Another review study looked at the effects of different types of exercise programs longer than 24 weeks in women aged 35 to 70 years(15). It found that positive significant changes in lumbar and femoral neck BMD were produced mainly with high-impact exercise/high loading exercise. Interestingly, it also concluded that whole body vibration interventions were also likely to produce a positive effect – possibly to be expected given that many of these sedentary older female subjects already had sub-optimum levels of BMD. These finds fit with those from earlier studies, which have found resistance training alone, or in combination with impact-loading activities, are most osteogenic – in contrast with steady-state, low-impact aerobic type exercise, which has a limited effect on BMD(16-18).
Advice to clinicians
In terms of maximizing bone health in low-impact athletes such as cyclists and swimmers, incorporating some resistance training or high-impact activity into a weekly training program is still recommended. While the addition of WBVT might be beneficial for athletes with clinically proven low BMD levels, this form of training should be considered as an adjunct to resistance/high-impact activities– not as a first resort.
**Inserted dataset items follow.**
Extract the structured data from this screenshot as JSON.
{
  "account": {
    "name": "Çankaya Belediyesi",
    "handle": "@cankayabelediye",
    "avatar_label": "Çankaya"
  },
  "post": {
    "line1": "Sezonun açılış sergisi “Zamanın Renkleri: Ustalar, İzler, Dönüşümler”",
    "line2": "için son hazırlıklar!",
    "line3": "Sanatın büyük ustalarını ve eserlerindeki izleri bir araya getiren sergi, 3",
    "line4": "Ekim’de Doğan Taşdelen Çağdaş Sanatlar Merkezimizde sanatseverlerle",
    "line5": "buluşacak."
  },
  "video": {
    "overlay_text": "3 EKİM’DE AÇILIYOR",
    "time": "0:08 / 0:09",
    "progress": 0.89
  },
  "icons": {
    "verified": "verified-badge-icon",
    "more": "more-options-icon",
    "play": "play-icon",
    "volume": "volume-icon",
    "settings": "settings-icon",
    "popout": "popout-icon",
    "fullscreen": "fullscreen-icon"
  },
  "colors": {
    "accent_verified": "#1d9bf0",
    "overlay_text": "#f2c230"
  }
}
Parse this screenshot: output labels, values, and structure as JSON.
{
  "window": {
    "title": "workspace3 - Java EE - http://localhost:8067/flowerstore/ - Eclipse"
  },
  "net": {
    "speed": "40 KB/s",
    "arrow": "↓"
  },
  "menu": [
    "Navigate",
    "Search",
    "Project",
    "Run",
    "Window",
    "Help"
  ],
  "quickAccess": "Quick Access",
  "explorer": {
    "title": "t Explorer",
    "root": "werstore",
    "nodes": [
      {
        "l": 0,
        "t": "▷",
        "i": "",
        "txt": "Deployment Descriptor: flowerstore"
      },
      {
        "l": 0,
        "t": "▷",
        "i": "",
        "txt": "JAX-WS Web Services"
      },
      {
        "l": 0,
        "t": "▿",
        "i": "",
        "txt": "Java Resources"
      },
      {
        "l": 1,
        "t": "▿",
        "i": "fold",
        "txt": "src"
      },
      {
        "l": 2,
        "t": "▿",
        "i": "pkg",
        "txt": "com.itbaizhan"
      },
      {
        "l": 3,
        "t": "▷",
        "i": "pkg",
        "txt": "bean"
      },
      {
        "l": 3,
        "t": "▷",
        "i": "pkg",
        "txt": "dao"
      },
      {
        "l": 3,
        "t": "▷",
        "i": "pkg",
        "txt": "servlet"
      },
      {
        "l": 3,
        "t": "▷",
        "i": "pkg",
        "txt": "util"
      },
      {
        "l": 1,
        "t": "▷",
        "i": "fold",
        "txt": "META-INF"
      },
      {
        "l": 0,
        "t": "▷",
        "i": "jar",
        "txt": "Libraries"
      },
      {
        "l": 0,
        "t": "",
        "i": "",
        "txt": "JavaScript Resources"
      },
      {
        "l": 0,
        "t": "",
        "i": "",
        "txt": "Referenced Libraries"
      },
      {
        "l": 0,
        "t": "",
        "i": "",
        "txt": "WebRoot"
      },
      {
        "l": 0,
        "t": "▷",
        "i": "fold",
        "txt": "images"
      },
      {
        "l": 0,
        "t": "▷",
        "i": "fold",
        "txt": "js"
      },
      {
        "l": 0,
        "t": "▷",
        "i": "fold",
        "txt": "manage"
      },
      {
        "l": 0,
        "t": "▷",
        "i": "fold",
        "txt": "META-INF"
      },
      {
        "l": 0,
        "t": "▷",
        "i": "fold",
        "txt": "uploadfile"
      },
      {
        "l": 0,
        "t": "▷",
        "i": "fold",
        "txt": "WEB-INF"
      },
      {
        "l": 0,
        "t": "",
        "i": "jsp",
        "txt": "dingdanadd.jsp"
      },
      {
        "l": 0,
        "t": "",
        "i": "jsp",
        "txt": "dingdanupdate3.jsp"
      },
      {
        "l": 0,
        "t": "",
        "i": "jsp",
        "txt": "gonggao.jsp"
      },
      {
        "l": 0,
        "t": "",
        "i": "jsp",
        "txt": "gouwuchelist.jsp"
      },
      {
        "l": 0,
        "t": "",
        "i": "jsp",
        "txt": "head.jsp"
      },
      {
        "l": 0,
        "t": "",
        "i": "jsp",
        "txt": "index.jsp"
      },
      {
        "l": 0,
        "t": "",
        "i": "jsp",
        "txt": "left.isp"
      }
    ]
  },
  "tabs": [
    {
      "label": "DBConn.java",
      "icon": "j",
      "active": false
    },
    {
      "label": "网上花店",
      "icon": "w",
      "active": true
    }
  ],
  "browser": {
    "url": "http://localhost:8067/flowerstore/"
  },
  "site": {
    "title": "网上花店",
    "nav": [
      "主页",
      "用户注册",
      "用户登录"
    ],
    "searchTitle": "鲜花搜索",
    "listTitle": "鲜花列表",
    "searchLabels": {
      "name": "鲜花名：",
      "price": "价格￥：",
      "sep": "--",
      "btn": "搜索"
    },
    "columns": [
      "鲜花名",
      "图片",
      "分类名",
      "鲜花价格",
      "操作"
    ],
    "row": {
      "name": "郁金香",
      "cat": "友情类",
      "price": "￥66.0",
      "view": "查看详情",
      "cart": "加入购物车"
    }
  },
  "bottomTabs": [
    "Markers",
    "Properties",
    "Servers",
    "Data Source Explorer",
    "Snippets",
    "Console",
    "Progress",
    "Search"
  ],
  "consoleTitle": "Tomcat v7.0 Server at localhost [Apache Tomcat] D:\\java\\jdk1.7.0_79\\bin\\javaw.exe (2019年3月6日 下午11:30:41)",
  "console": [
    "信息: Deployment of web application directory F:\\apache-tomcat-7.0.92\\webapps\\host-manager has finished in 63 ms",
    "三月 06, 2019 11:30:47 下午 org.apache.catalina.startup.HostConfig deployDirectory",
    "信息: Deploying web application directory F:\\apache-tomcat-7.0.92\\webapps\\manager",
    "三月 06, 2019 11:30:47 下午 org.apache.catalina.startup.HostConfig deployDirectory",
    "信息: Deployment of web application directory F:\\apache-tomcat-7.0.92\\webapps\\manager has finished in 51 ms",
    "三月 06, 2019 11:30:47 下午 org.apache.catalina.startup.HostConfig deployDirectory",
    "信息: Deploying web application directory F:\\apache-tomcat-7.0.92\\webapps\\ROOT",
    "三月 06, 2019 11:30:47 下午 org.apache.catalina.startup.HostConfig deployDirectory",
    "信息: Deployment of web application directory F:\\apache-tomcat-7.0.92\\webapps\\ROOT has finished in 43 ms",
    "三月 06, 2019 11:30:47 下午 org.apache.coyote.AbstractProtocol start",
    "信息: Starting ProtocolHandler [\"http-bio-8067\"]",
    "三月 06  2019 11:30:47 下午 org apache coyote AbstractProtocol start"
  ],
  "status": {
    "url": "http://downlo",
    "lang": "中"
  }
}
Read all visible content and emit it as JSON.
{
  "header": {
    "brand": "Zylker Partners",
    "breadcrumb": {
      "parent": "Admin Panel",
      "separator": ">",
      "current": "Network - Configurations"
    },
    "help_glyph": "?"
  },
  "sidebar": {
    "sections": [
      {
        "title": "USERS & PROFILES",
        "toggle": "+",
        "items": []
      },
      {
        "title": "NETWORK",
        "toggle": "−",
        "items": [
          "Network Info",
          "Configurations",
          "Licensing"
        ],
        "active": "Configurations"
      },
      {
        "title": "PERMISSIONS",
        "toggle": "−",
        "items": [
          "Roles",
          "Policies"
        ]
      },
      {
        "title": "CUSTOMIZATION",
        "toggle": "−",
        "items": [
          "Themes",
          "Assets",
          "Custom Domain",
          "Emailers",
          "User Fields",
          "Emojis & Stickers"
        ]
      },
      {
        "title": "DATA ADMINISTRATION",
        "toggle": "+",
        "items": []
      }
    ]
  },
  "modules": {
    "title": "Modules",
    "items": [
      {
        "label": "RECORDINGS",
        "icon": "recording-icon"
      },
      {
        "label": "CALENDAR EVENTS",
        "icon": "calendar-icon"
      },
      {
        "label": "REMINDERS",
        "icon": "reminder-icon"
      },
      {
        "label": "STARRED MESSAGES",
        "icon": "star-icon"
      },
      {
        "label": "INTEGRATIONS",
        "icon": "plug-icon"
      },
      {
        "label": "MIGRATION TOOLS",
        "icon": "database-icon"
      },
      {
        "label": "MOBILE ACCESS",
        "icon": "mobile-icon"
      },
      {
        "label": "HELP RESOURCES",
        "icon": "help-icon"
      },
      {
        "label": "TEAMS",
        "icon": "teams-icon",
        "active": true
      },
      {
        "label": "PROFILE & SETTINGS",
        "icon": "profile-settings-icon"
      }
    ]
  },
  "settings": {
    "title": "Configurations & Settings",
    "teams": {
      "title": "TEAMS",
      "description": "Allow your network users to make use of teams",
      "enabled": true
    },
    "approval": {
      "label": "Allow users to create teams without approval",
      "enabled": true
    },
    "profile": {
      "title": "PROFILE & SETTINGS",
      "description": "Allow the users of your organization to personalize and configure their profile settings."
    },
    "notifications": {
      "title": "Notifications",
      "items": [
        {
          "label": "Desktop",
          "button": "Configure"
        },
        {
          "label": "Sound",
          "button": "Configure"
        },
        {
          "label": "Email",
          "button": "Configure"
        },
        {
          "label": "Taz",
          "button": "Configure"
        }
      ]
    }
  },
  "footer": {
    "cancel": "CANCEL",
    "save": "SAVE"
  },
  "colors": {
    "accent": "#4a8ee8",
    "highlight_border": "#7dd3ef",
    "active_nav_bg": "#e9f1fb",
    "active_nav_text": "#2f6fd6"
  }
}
As the clinician or trainer, it is important to prescribe these activities in a progressive fashion, tailored to the individual athlete, with the emphasis on a gradual progression. It’s also important to ensure that the total weekly training load is not increased excessively; this might entail modifying/reducing the existing training load. Needless to say, day-to-day dietary habits are also extremely important for building and maintaining BMD, with a particular emphasis on sufficient calorie intake and calcium/vitamin D rich foods. Where necessary, clinicians should not hesitate to refer athletes onto a dietician or other nutritionally qualified professional.